Since the formalism and algorithms described in this book
can be applied to any text, the strengths and weaknesses of the approach
and the generality of the principles it is based on can be immediately
and properly evaluated. The evaluations carried out are both intrinsic
and extrinsic:
-
For the intrinsic evaluation, I assess how closely the discourse
structures derived automatically for a set of texts matched the discourse
structures that were constructed by humans.
-
For the extrinsic evaluation, I estimate the utility of automatically
derived discourse structures to produce summaries of texts. To this end,
I first show by means of a psycholinguistic experiment that discourse structures
can be used effectively in order to determine which portions of texts humans
perceive as being important. I then use the lessons learned from the experiment
in order to implement a discourse-based summarization algorithm, which
identifies important clauses and sentences in text at levels of performance
that exceed those of current commercial systems and are close to those
of humans.
Automatically deriving the discourse structure of text is
a difficult problem. This book does not solve it. Importantly, though,
the book shows how one can estimate quantitatively the validity of the
theoretical assumptions that it relies upon and the success of the discourse
parsing and discourse-based summarization algorithms that it proposes.

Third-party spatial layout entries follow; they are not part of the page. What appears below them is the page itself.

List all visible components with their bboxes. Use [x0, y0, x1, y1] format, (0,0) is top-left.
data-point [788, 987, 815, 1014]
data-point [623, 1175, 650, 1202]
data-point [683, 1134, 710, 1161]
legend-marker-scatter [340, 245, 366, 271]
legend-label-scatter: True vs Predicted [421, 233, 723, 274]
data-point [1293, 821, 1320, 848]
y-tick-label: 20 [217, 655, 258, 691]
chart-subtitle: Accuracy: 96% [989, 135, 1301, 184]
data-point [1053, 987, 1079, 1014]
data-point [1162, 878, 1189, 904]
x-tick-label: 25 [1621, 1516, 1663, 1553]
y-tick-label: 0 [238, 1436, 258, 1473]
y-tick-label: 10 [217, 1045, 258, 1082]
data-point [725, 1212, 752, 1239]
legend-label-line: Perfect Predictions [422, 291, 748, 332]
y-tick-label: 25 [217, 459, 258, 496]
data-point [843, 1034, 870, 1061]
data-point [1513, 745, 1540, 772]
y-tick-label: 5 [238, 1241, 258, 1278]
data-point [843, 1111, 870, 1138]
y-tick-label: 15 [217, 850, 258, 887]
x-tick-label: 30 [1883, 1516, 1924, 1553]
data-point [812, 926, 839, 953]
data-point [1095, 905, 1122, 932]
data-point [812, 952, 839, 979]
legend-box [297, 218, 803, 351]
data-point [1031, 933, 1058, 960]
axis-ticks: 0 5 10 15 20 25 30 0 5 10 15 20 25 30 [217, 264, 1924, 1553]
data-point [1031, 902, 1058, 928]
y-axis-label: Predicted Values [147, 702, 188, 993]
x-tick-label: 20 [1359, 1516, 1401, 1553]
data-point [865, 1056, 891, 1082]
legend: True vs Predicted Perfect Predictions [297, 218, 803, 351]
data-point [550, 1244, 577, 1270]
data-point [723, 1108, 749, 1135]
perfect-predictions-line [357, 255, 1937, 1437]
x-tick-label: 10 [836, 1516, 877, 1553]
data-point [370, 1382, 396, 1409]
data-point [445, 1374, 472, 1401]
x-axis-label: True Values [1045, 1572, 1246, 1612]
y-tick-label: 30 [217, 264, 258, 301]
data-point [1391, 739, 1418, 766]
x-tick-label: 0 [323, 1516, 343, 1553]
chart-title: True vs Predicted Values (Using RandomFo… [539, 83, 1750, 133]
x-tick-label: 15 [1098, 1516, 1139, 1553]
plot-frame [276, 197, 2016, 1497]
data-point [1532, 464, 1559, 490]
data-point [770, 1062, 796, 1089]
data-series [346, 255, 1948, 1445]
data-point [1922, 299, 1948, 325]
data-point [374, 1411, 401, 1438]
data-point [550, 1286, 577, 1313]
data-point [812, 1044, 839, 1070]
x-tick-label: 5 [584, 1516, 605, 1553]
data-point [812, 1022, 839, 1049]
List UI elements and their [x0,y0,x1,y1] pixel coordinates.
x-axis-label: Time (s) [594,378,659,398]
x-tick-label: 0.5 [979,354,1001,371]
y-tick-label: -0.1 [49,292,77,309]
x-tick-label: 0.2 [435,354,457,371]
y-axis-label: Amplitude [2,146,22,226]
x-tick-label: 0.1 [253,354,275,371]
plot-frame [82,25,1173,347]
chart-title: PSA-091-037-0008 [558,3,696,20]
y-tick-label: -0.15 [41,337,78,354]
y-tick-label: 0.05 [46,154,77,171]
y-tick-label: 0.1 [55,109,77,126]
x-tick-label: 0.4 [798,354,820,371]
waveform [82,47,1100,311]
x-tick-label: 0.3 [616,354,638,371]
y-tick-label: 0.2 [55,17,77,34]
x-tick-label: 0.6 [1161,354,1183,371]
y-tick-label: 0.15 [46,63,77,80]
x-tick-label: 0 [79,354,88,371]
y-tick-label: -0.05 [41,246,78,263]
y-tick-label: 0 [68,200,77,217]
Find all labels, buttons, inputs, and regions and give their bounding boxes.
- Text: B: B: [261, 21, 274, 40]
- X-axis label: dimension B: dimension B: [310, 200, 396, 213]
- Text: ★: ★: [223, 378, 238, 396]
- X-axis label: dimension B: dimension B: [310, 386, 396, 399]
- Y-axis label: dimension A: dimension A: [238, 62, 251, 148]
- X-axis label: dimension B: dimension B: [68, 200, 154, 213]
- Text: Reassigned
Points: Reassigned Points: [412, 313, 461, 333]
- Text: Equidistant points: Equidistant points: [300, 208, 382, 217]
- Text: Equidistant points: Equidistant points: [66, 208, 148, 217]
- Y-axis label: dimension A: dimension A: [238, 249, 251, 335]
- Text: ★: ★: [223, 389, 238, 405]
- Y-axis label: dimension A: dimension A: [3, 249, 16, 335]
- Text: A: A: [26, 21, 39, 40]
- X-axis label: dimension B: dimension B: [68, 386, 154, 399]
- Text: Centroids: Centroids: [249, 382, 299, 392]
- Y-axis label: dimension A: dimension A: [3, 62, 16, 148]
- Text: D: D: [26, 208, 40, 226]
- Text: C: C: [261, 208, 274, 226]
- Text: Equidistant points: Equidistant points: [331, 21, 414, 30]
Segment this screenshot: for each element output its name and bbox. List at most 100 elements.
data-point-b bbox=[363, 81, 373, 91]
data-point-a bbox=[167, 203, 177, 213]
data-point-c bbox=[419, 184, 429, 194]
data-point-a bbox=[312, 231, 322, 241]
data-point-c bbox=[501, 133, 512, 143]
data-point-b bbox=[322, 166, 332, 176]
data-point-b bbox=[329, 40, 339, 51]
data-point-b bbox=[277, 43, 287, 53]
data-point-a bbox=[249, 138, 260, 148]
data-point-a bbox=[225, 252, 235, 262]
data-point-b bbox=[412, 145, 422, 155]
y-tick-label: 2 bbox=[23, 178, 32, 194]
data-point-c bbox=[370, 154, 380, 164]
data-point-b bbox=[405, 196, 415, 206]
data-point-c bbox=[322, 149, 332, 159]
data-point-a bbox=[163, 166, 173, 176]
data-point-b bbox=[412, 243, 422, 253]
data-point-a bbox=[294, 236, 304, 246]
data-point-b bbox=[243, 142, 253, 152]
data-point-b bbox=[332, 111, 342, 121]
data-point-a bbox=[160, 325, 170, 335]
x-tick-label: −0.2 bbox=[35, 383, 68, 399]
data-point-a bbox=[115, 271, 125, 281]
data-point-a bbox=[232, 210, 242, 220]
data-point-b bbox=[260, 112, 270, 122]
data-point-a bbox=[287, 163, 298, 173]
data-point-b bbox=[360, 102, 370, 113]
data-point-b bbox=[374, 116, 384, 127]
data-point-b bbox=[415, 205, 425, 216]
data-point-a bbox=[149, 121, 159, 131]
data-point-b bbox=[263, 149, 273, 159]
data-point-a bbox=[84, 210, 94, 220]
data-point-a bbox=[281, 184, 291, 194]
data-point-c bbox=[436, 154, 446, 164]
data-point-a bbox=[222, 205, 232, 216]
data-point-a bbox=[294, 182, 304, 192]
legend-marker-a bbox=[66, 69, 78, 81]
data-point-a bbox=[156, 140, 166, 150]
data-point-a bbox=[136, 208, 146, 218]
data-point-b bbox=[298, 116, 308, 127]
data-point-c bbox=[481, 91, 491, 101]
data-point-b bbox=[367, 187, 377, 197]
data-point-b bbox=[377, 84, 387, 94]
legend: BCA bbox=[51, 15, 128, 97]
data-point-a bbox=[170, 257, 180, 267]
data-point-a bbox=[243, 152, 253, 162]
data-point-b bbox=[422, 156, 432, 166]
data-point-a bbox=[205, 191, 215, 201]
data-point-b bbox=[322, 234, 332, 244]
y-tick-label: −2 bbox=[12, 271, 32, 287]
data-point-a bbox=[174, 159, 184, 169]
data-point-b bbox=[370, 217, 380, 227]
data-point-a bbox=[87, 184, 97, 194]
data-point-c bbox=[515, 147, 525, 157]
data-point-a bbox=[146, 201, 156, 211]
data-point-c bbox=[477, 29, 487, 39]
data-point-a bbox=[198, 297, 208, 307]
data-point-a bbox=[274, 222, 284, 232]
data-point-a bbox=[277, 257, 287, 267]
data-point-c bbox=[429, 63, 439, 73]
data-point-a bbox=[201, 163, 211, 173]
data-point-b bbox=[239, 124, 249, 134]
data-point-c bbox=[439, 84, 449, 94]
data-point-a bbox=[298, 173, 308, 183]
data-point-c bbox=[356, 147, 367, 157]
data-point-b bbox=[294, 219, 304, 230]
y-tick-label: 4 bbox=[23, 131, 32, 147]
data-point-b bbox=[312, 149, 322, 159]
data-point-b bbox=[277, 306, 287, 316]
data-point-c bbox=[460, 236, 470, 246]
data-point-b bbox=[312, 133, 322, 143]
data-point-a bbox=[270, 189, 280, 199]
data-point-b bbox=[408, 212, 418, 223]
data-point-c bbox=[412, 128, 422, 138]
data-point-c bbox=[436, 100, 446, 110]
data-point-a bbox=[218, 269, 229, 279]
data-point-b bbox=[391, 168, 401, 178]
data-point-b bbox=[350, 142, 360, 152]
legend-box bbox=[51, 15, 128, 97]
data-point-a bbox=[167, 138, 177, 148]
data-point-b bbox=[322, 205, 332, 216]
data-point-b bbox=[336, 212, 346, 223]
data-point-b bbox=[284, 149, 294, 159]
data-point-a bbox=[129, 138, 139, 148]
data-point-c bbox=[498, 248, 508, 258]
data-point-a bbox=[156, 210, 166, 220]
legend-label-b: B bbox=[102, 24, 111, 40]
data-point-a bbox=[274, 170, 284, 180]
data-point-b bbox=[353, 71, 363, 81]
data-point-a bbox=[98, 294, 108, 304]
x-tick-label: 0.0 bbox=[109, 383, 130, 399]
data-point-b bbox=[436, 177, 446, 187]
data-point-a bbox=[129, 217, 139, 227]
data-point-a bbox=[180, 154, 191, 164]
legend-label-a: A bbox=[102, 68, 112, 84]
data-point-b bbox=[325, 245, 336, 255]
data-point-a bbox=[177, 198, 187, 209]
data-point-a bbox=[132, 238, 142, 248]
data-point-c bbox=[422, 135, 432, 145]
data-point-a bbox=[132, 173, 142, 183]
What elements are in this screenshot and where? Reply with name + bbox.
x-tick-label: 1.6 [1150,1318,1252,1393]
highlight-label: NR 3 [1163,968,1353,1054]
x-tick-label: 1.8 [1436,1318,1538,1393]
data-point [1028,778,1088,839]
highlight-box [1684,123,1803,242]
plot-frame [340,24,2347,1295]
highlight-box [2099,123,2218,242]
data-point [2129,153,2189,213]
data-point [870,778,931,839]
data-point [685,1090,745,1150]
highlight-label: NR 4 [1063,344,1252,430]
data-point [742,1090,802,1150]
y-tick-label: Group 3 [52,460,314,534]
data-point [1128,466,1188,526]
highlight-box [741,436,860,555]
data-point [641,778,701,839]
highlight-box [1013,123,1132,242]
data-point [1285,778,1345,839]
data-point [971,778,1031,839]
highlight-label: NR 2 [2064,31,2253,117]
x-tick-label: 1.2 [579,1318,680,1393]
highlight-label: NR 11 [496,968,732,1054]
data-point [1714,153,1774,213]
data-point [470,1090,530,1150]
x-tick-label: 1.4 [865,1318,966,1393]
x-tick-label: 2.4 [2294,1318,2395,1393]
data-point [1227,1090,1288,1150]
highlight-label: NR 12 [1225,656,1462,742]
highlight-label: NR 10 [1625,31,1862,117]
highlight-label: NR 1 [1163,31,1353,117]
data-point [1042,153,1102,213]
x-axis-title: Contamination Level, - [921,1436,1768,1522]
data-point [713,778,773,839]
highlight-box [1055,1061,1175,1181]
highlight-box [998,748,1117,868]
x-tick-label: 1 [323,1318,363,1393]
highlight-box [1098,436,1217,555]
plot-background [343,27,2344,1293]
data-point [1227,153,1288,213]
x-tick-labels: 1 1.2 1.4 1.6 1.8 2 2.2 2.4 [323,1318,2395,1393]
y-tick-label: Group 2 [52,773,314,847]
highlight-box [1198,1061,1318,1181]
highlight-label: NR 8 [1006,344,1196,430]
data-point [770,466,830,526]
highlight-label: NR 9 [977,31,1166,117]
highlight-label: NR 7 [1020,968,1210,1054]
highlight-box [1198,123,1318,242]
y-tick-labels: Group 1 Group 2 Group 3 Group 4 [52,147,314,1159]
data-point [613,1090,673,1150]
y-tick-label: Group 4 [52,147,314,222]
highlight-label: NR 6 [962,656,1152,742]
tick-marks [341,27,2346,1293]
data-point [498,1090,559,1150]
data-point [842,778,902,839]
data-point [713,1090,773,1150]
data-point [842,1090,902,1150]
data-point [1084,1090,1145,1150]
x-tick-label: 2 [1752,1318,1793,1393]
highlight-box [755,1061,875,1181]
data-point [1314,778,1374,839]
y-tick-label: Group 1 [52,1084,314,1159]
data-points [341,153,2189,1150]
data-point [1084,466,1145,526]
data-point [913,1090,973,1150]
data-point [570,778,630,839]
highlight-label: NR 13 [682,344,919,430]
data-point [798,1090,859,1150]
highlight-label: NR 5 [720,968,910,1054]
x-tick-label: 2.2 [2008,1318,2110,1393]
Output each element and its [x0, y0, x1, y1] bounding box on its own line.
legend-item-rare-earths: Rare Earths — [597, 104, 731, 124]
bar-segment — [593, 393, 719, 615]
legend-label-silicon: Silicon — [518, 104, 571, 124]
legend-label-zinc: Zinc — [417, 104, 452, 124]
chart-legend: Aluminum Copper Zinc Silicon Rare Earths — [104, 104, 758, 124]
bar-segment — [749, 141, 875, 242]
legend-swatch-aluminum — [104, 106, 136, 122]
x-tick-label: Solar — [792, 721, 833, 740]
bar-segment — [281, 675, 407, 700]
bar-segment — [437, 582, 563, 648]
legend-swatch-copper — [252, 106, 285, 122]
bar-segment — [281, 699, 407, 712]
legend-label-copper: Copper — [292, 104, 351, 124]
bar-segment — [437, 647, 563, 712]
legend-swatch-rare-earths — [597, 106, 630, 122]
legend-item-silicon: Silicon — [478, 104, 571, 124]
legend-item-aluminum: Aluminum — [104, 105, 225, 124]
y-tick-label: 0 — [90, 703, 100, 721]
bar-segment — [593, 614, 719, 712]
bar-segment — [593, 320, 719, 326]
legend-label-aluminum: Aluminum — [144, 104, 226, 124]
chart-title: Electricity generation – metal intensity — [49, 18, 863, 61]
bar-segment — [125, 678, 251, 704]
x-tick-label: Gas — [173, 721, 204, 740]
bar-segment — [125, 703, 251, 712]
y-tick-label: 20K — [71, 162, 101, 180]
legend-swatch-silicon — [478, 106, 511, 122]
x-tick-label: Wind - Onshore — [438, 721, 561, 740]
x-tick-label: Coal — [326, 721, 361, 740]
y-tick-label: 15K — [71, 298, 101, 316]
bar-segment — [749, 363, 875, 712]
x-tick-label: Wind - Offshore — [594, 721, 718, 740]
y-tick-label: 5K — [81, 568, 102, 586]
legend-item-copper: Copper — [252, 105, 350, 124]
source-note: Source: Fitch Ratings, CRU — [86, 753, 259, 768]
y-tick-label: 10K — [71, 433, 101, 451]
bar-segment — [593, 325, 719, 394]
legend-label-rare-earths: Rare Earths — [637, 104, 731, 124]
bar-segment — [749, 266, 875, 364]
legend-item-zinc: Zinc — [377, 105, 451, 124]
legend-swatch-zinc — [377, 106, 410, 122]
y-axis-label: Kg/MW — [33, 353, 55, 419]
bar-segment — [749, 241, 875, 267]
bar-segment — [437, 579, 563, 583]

That is, the book allows one to make not only qualitative statements, such
as ``discourse processing is hard'', but also quantitative ones, such as
the following:
-
``By using cue phrases and cohesion, I can implement a discourse
parser that is 30% below human performance.''
-
``If I determine the elementary units of discourse correctly
and use knowledge about cue phrases, cohesion, part of speech tags, and
Wordnet lexical relations, I can build discourse structures whose hierarchical
scaffold is as good as the scaffold of the structures built by humans.''
-
``If I use machine learning techniques, I can train a discourse-based
summarizer to identify important units in short scientific articles as
well as humans do. Using the same techniques, I can train a discourse-based
summarizer to identify important units in newspaper articles at levels
of performance that are 10% below the level of humans.''
Such quantitative estimates of the effects of the hypotheses
and choices one makes in developing theories and algorithms are crucial
for furthering progress in the field.
Being able to derive automatically the structure of text
can have a significant impact on solving a variety of problems in syntactic
processing, natural language generation, machine translation, summarization,
question answering, and information retrieval. Some of these problems may
be addressed using only the theory and algorithms presented in this book.
Some of them may need more elaborate theories and algorithms. I hope this
book will provide a starting point to those who want to address these problems
and inspire those who believe that automatic discourse processing is feasible.